Maryland police and prosecutors have been aggressive in using our law. The Baltimore Sun reported last October that, in the two years since the law took effect in 2018:
“Maryland courts have granted 989 extreme risk protective orders, an average of about 8.2 orders per year per 100,000 residents. Only Florida has used it more, about 9.4 orders per 100,000 residents.”
Montgomery County Sheriff Darren Popkin, a strong advocate for the law who trained most of the state’s police departments on the law, told the Sun: “If these were not in place, there potentially could have been some additional suicides.”
Not much research has been done on the effectiveness of the red-flag laws in getting guns out of the hands of unstable individuals, but the Sun cited a 2017 Duke University study of Connecticut’s gun removal law that estimated that for every 10 to 20 seizures, one suicide is prevented.

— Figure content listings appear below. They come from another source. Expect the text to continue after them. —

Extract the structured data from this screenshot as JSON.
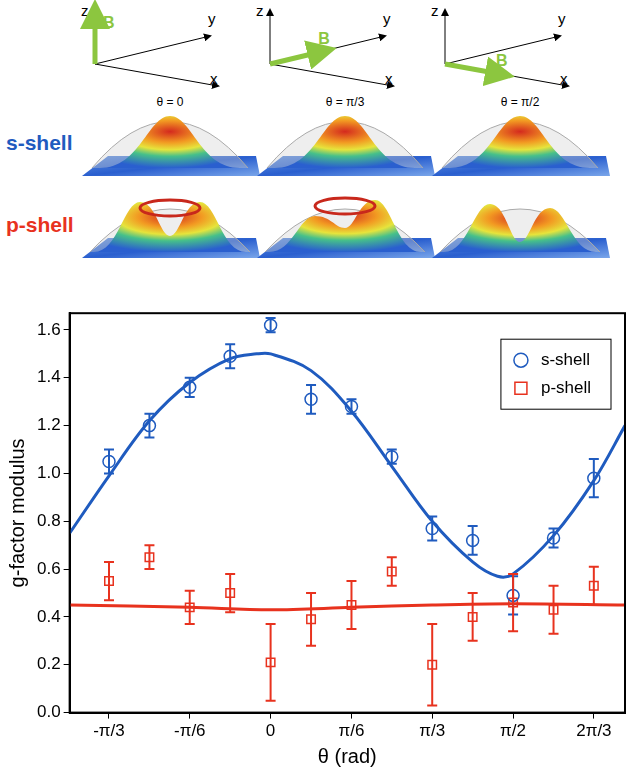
{
  "diagram": {
    "vector_label": "B",
    "axis_labels": [
      "x",
      "y",
      "z"
    ],
    "columns": [
      "θ = 0",
      "θ = π/3",
      "θ = π/2"
    ],
    "rows": [
      {
        "label": "s-shell",
        "color": "#1f5bbf"
      },
      {
        "label": "p-shell",
        "color": "#e8321e"
      }
    ]
  },
  "chart_data": {
    "type": "scatter",
    "x_label": "θ (rad)",
    "y_label": "g-factor modulus",
    "xlim": [
      -1.302,
      2.296
    ],
    "ylim": [
      0,
      1.67
    ],
    "xticks": [
      {
        "value": -1.0472,
        "label": "-π/3"
      },
      {
        "value": -0.5236,
        "label": "-π/6"
      },
      0,
      {
        "value": 0.5236,
        "label": "π/6"
      },
      {
        "value": 1.0472,
        "label": "π/3"
      },
      {
        "value": 1.5708,
        "label": "π/2"
      },
      {
        "value": 2.0944,
        "label": "2π/3"
      }
    ],
    "yticks": [
      {
        "value": 0,
        "label": "0.0"
      },
      0.2,
      0.4,
      0.6,
      0.8,
      {
        "value": 1,
        "label": "1.0"
      },
      1.2,
      1.4,
      1.6
    ],
    "grid": false,
    "legend": "upper right",
    "x": [
      -1.047,
      -0.785,
      -0.524,
      -0.262,
      0,
      0.262,
      0.524,
      0.785,
      1.047,
      1.309,
      1.571,
      1.833,
      2.094
    ],
    "series": [
      {
        "name": "s-shell",
        "color": "#1f5bbf",
        "marker": "circle",
        "values": [
          1.05,
          1.2,
          1.36,
          1.49,
          1.62,
          1.31,
          1.28,
          1.07,
          0.77,
          0.72,
          0.49,
          0.73,
          0.98
        ],
        "errors": [
          0.05,
          0.05,
          0.04,
          0.05,
          0.03,
          0.06,
          0.03,
          0.03,
          0.05,
          0.06,
          0.08,
          0.04,
          0.08
        ],
        "fit": {
          "x": [
            -1.302,
            -1.047,
            -0.785,
            -0.524,
            -0.262,
            -0.09,
            0,
            0.262,
            0.524,
            0.785,
            1.047,
            1.309,
            1.47,
            1.571,
            1.833,
            2.094,
            2.296
          ],
          "values": [
            0.75,
            0.99,
            1.22,
            1.38,
            1.48,
            1.5,
            1.5,
            1.43,
            1.26,
            1.03,
            0.8,
            0.63,
            0.57,
            0.58,
            0.74,
            0.97,
            1.2
          ]
        }
      },
      {
        "name": "p-shell",
        "color": "#e8321e",
        "marker": "square",
        "values": [
          0.55,
          0.65,
          0.44,
          0.5,
          0.21,
          0.39,
          0.45,
          0.59,
          0.2,
          0.4,
          0.46,
          0.43,
          0.53
        ],
        "errors": [
          0.08,
          0.05,
          0.07,
          0.08,
          0.16,
          0.11,
          0.1,
          0.06,
          0.17,
          0.1,
          0.12,
          0.1,
          0.08
        ],
        "fit": {
          "x": [
            -1.302,
            -0.524,
            0,
            0.524,
            1.047,
            1.571,
            2.296
          ],
          "values": [
            0.45,
            0.44,
            0.43,
            0.44,
            0.45,
            0.455,
            0.45
          ]
        }
      }
    ]
  }
}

Maryland judges approved 55 percent of the orders sought in the first two years. Gun rights advocates said that was alarmingly high, but Del. Geraldine Valentino-Smith of Prince George’s County, the prime sponsor of the law, said she thinks the acceptance rate actually shows the law is working well, noting only about half of the gun owners had their weapons confiscated.
“I’m really proud of the Maryland law,” she said. “We’ve had great usage, in some jurisdictions more than others … It’s a good tool to start fighting this epidemic of gun violence.”
One problem identified by Valentino-Smith is that health care providers, who were specifically included in the law as a group that could seek protective orders, are not using the power.
“The success of the law is up to petitioners,” she said. “People have an obligation to use it. Health care providers are not using it enough.”
The delegate resisted the suggestion that the law might need to be modified to be stronger. She said she thinks any issues arise from people not knowing enough about the law, or about how to use it.
We respect Del. Valentino-Smith’s opinion, but we encourage her and the other authors of the Maryland law to take a look at the problems in the Indiana case and then meet with police and health professionals to assess how the law is working in the real world.
We continue to believe it is vital to take guns out of the hands of mentally ill individuals who represent a danger to themselves or others. The red-flag law seems to be saving lives, particularly among people who are suicidal. But we should also try to make it as effective as possible as a tool for reducing gun violence.